Naturalizamos la violencia o apelamos a su uso instrumental con sorprendente rapidez cuando ocurre lejos de nuestro círculo de preocupación. Banalizar la violencia y su industrialización científica (como sucede en los celebratorios desfiles de las fiestas nacionales) evidencia desconocimiento del horror. La guerra es la institucionalización de la clausura ética, de todo lo que civilizatoriamente hemos levantado los humanos para acampar en espacios colectivos de congenialidad. Cuando matar es lícito, la ética no es que se desvanezca, es que deviene rémora. La conclusión es desoladora. Allí donde la ética es un obstáculo, solo puede brotar la brutalidad, el horror y el sinsentido. Son devastaciones de lo cívico y consecuentemente de lo que presumimos humano.

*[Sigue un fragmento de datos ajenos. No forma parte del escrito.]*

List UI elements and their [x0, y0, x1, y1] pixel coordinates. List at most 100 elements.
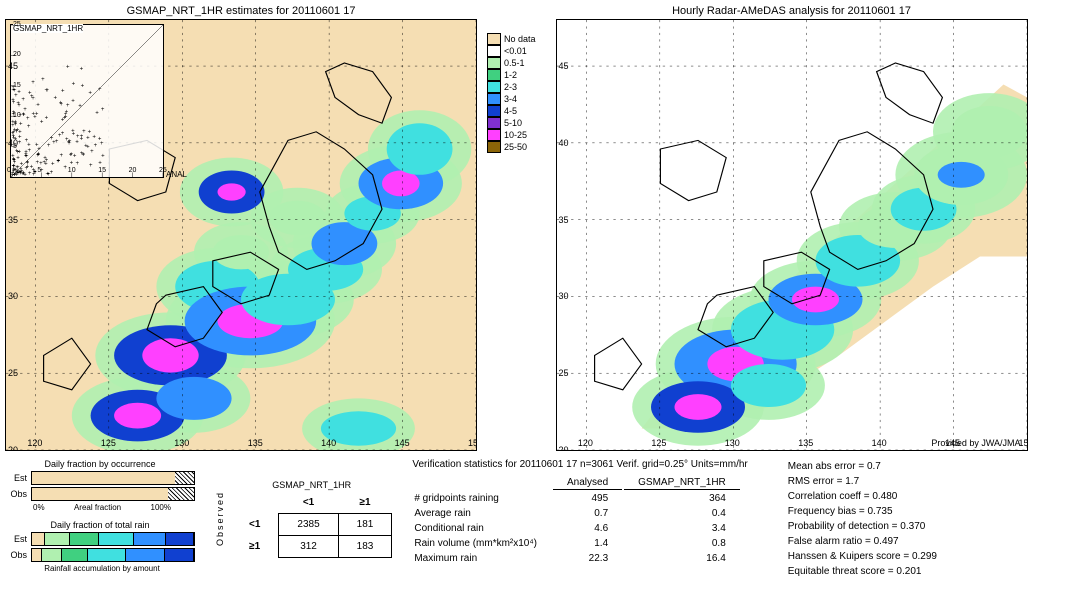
- inset-xtick: 5: [37, 167, 41, 174]
- svg-text:+: +: [45, 87, 49, 94]
- ct-c22: 183: [338, 536, 392, 558]
- svg-text:+: +: [80, 135, 84, 142]
- ytick-label: 45: [559, 61, 569, 71]
- occ-obs-label: Obs: [5, 489, 27, 499]
- xtick-label: 120: [27, 438, 42, 448]
- svg-text:+: +: [95, 109, 99, 116]
- rain-seg: [45, 533, 69, 545]
- legend-row: 0.5-1: [487, 57, 536, 69]
- legend-row: <0.01: [487, 45, 536, 57]
- inset-ytick: 15: [13, 82, 21, 89]
- svg-text:+: +: [12, 155, 16, 162]
- stat-a: 22.3: [553, 552, 622, 565]
- rain-est-bar: [31, 532, 195, 546]
- legend-label: 2-3: [504, 82, 517, 93]
- ytick-label: 25: [559, 368, 569, 378]
- svg-text:+: +: [69, 151, 73, 158]
- stat-label: Average rain: [414, 507, 551, 520]
- rain-est-label: Est: [5, 534, 27, 544]
- svg-text:+: +: [101, 106, 105, 113]
- svg-text:+: +: [88, 129, 92, 136]
- rain-obs-bar: [31, 548, 195, 562]
- svg-text:+: +: [76, 160, 80, 167]
- color-legend: No data<0.010.5-11-22-33-44-55-1010-2525…: [487, 33, 536, 451]
- occurrence-block: Daily fraction by occurrence Est Obs 0% …: [5, 459, 195, 512]
- ct-col2: ≥1: [338, 492, 392, 514]
- ct-c21: 312: [279, 536, 338, 558]
- svg-text:+: +: [56, 158, 60, 165]
- metric-row: Mean abs error = 0.7: [788, 459, 937, 474]
- right-map-svg: [557, 20, 1027, 450]
- xtick-label: 145: [945, 438, 960, 448]
- svg-text:+: +: [31, 79, 35, 86]
- legend-swatch: [487, 129, 501, 141]
- occ-est-label: Est: [5, 473, 27, 483]
- metric-row: Hanssen & Kuipers score = 0.299: [788, 549, 937, 564]
- stat-label: Conditional rain: [414, 522, 551, 535]
- svg-text:+: +: [73, 152, 77, 159]
- legend-label: 3-4: [504, 94, 517, 105]
- inset-xlabel: ANAL: [166, 170, 477, 451]
- svg-text:+: +: [78, 103, 82, 110]
- svg-text:+: +: [52, 139, 56, 146]
- scatter-inset: ++++++++++++++++++++++++++++++++++++++++…: [10, 24, 164, 178]
- metric-row: RMS error = 1.7: [788, 474, 937, 489]
- inset-ytick: 10: [13, 112, 21, 119]
- ytick-label: 20: [559, 445, 569, 451]
- svg-text:+: +: [23, 106, 27, 113]
- svg-text:+: +: [70, 159, 74, 166]
- svg-text:+: +: [47, 142, 51, 149]
- stat-b: 364: [624, 492, 740, 505]
- top-row: GSMAP_NRT_1HR estimates for 20110601 17 …: [5, 5, 1075, 451]
- stat-label: Maximum rain: [414, 552, 551, 565]
- svg-text:+: +: [63, 164, 67, 171]
- svg-text:+: +: [42, 159, 46, 166]
- svg-text:+: +: [94, 142, 98, 149]
- ct-side-label: Observed: [215, 491, 225, 546]
- legend-swatch: [487, 57, 501, 69]
- ytick-label: 40: [8, 138, 18, 148]
- metrics-list: Mean abs error = 0.7RMS error = 1.7Corre…: [788, 459, 937, 579]
- svg-text:+: +: [81, 83, 85, 90]
- svg-text:+: +: [71, 97, 75, 104]
- stat-b: 0.4: [624, 507, 740, 520]
- svg-text:+: +: [40, 119, 44, 126]
- legend-swatch: [487, 69, 501, 81]
- ytick-label: 35: [559, 215, 569, 225]
- stat-a: 4.6: [553, 522, 622, 535]
- svg-text:+: +: [72, 130, 76, 137]
- svg-text:+: +: [26, 115, 30, 122]
- inset-ytick: 25: [13, 21, 21, 28]
- svg-text:+: +: [41, 76, 45, 83]
- svg-text:+: +: [17, 148, 21, 155]
- stat-a: 495: [553, 492, 622, 505]
- svg-text:+: +: [16, 155, 20, 162]
- svg-text:+: +: [35, 111, 39, 118]
- right-map-box: Provided by JWA/JMA 12012513013514014515…: [556, 19, 1028, 451]
- contingency-wrap: Observed GSMAP_NRT_1HR <1≥1 <12385181 ≥1…: [215, 459, 392, 579]
- stat-b: 3.4: [624, 522, 740, 535]
- legend-row: 2-3: [487, 81, 536, 93]
- ct-c11: 2385: [279, 514, 338, 536]
- legend-swatch: [487, 81, 501, 93]
- left-map-box: ++++++++++++++++++++++++++++++++++++++++…: [5, 19, 477, 451]
- xtick-label: 150: [1019, 438, 1028, 448]
- bottom-row: Daily fraction by occurrence Est Obs 0% …: [5, 459, 1075, 579]
- metric-row: Frequency bias = 0.735: [788, 504, 937, 519]
- inset-xtick: 0: [7, 167, 11, 174]
- xtick-label: 130: [725, 438, 740, 448]
- ct-c12: 181: [338, 514, 392, 536]
- svg-text:+: +: [92, 134, 96, 141]
- ytick-label: 30: [559, 291, 569, 301]
- inset-title: GSMAP_NRT_1HR: [13, 24, 83, 33]
- svg-text:+: +: [16, 170, 20, 177]
- legend-row: 3-4: [487, 93, 536, 105]
- ytick-label: 40: [559, 138, 569, 148]
- ytick-label: 35: [8, 215, 18, 225]
- occ-axis-title: Areal fraction: [74, 503, 121, 512]
- stats-cola: Analysed: [553, 476, 622, 490]
- stats-block: Verification statistics for 20110601 17 …: [412, 459, 1075, 579]
- svg-text:+: +: [45, 114, 49, 121]
- svg-text:+: +: [98, 135, 102, 142]
- left-map-panel: GSMAP_NRT_1HR estimates for 20110601 17 …: [5, 5, 477, 451]
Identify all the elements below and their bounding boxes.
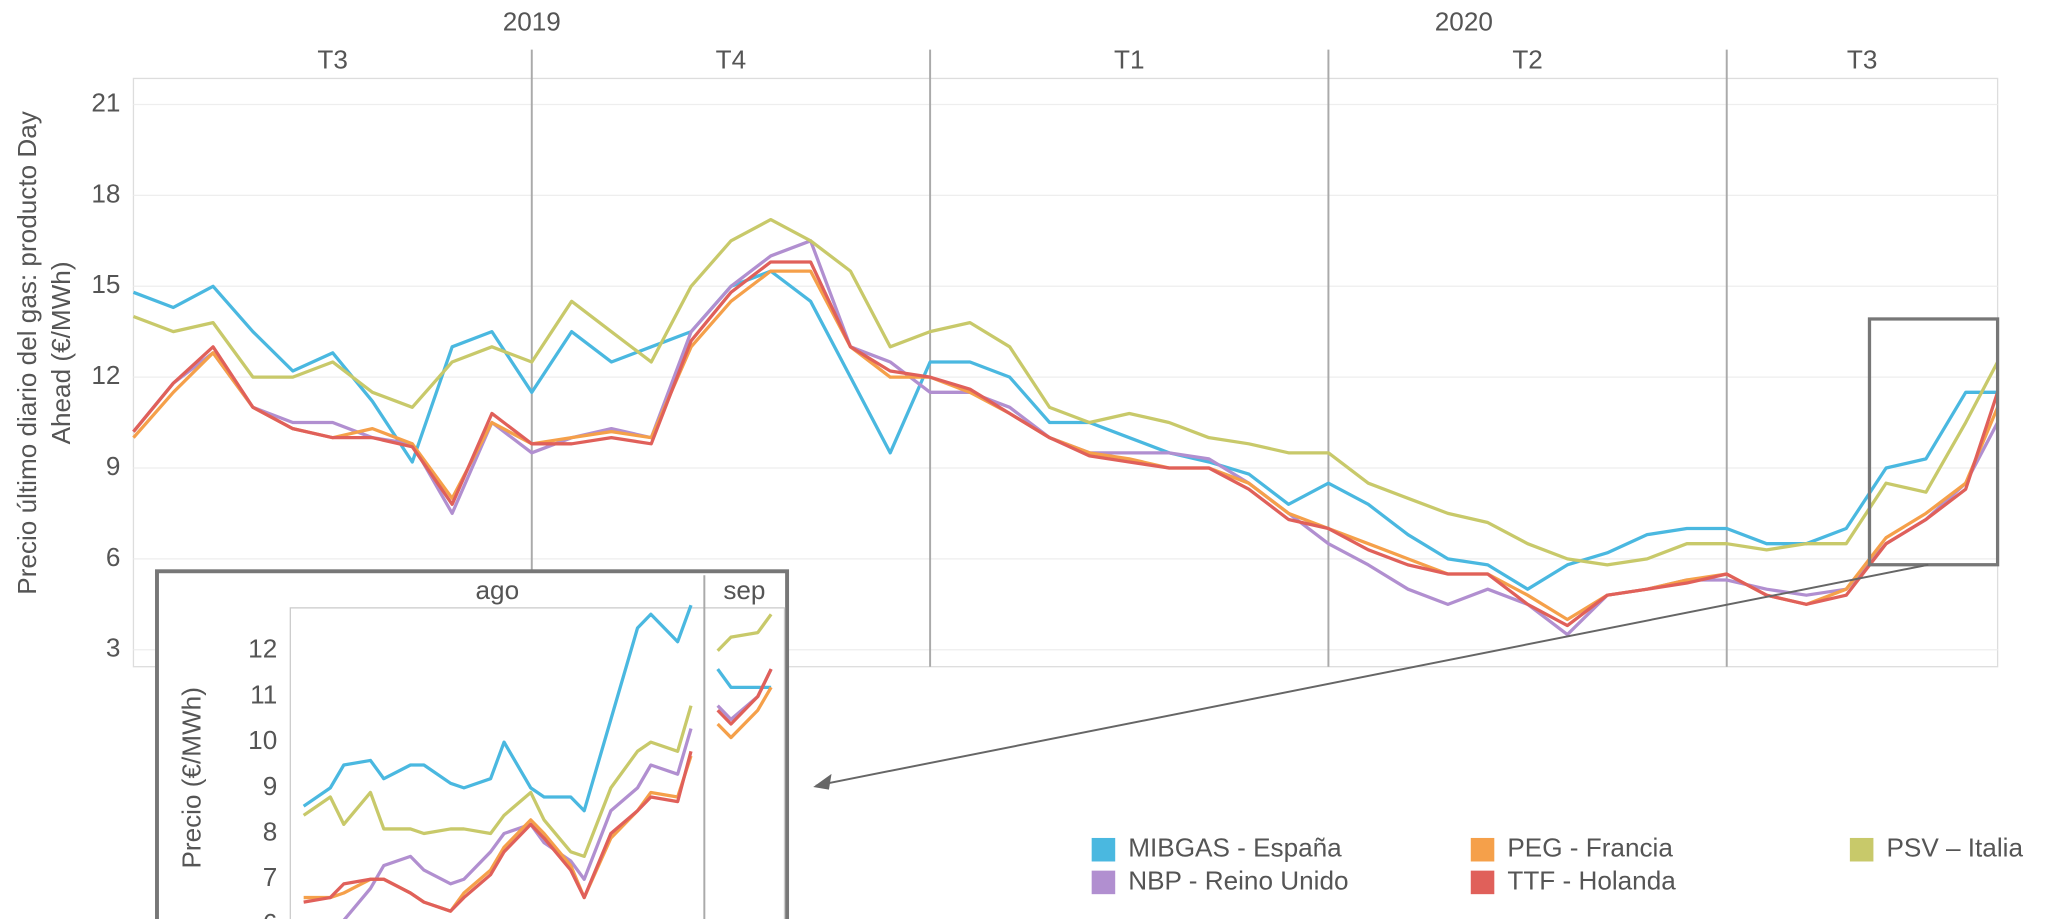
- y-tick-label: 12: [248, 634, 277, 664]
- period-label: ago: [476, 575, 520, 605]
- year-label: 2019: [503, 6, 561, 36]
- y-axis-label: Precio (€/MWh): [176, 687, 206, 868]
- y-axis-label: Ahead (€/MWh): [46, 261, 76, 444]
- y-tick-label: 6: [263, 908, 278, 919]
- zoom-box: [1867, 317, 2000, 567]
- y-axis-label: Precio último diario del gas: producto D…: [12, 110, 42, 594]
- legend-label: MIBGAS - España: [1128, 833, 1342, 863]
- legend-swatch: [1849, 837, 1874, 862]
- y-tick-label: 9: [263, 771, 278, 801]
- y-tick-label: 12: [91, 360, 120, 390]
- y-tick-label: 8: [263, 816, 278, 846]
- series-line: [302, 613, 773, 859]
- y-tick-label: 3: [106, 633, 121, 663]
- period-label: T2: [1512, 44, 1542, 74]
- y-tick-label: 15: [91, 269, 120, 299]
- series-line: [302, 604, 772, 813]
- period-label: T3: [1847, 44, 1877, 74]
- inset-chart: 6 7 8 9 10 11 12 ago sep Precio (€/MWh): [176, 575, 773, 919]
- legend-swatch: [1091, 870, 1116, 895]
- y-tick-label: 6: [106, 542, 121, 572]
- series-line: [132, 217, 2000, 567]
- y-tick-label: 18: [91, 178, 120, 208]
- y-tick-label: 7: [263, 862, 278, 892]
- period-label: T3: [317, 44, 348, 74]
- y-tick-label: 9: [106, 451, 121, 481]
- legend-label: PEG - Francia: [1507, 833, 1673, 863]
- period-label: sep: [723, 575, 765, 605]
- legend-swatch: [1091, 837, 1116, 862]
- legend-swatch: [1470, 870, 1495, 895]
- arrow-head: [813, 773, 832, 790]
- legend-label: PSV – Italia: [1886, 833, 2023, 863]
- y-tick-label: 21: [91, 87, 120, 117]
- series-line: [303, 668, 773, 913]
- legend-label: TTF - Holanda: [1507, 865, 1676, 895]
- series-line: [132, 260, 2000, 628]
- y-tick-label: 11: [250, 679, 277, 709]
- legend-label: NBP - Reino Unido: [1128, 865, 1348, 895]
- inset-plot-frame: [289, 607, 786, 919]
- period-label: T4: [716, 44, 747, 74]
- period-label: T1: [1114, 44, 1145, 74]
- zoom-arrow: [815, 563, 1929, 787]
- series-line: [132, 269, 1998, 591]
- main-chart: 3 6 9 12 15 18 21 T3 T4 T1 T2 T3 2019 2020 Precio últi…: [12, 6, 2000, 667]
- legend-swatch: [1470, 837, 1495, 862]
- y-tick-label: 10: [248, 725, 277, 755]
- year-label: 2020: [1435, 6, 1493, 36]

Mostramos humanidad cuando el dolor de la persona prójima nos conmueve y nos inspira a aminorarlo o erradicarlo, y nos comportamos inhumanamente cuando reaccionamos con imperturbabilidad ante el dolor que se derrama delante de nuestros ojos. Al igual que la guerra como método de resolución de conflictos aspira a dañar al contrincante, también daña lo humano que nos habita. Nos envilece. Para matar o conminar con matar hay que olvidarse de lo particular de cualquier persona y caer en la frialdad de encerrarla en categorías abstractas cosificadoras. Hay que olvidarse de aquello que hace a las personas, personas. Practicar la deshumanización no solo deshumaniza al adversario, deshumaniza al practicante, y por extensión a toda la humanidad.

Los observadores lejanos tenemos a nuestra disposición el conocimiento de la biografía de la humanidad, una ingente cantidad de ejemplos que nos pueden permitir imaginar el dolor que suponen los escenarios teñidos de violencia industrializada. Y a partir de aquí, y desde la templanza afectiva, estudiar, analizar, verbalizar, compartir otras posibilidades para solucionar discrepancias sin infligir sufrimiento ni eliminar vidas. En Ética de la hospitalidad, la lucidez intelectual de Daniel Innenarity nos brinda una reflexión impagable: «El diálogo es la arquitectura que hemos inventado para minimizar el desacuerdo». Emilio Lledó insiste en esta misma línea en su ensayo Identidad y amistad: «Ese saber (el diálogo) tuvo siempre un principio fundamental, el de sustentar la concordia que, en su manifestación social, se transformaba en política, o sea, en organización de la vida colectiva». En situaciones de interdependencia, donde los intereses de una parte dependen de los intereses de la otra, la solución solo es posible cuando ambas dialogan en pos de encontrar aquello que satisfaga parcial y mutuamente sus intereses. Ninguna de las partes puede colmar plenamente sus propósitos, pero en cambio ambas pueden lograr numerosas ventajas que el conflicto en curso restringe. Cualquier medida resolutiva que abogue por la violencia perpetuará el problema. La historia de la humanidad es un banco de pruebas tristemente fabuloso para ratificarlo.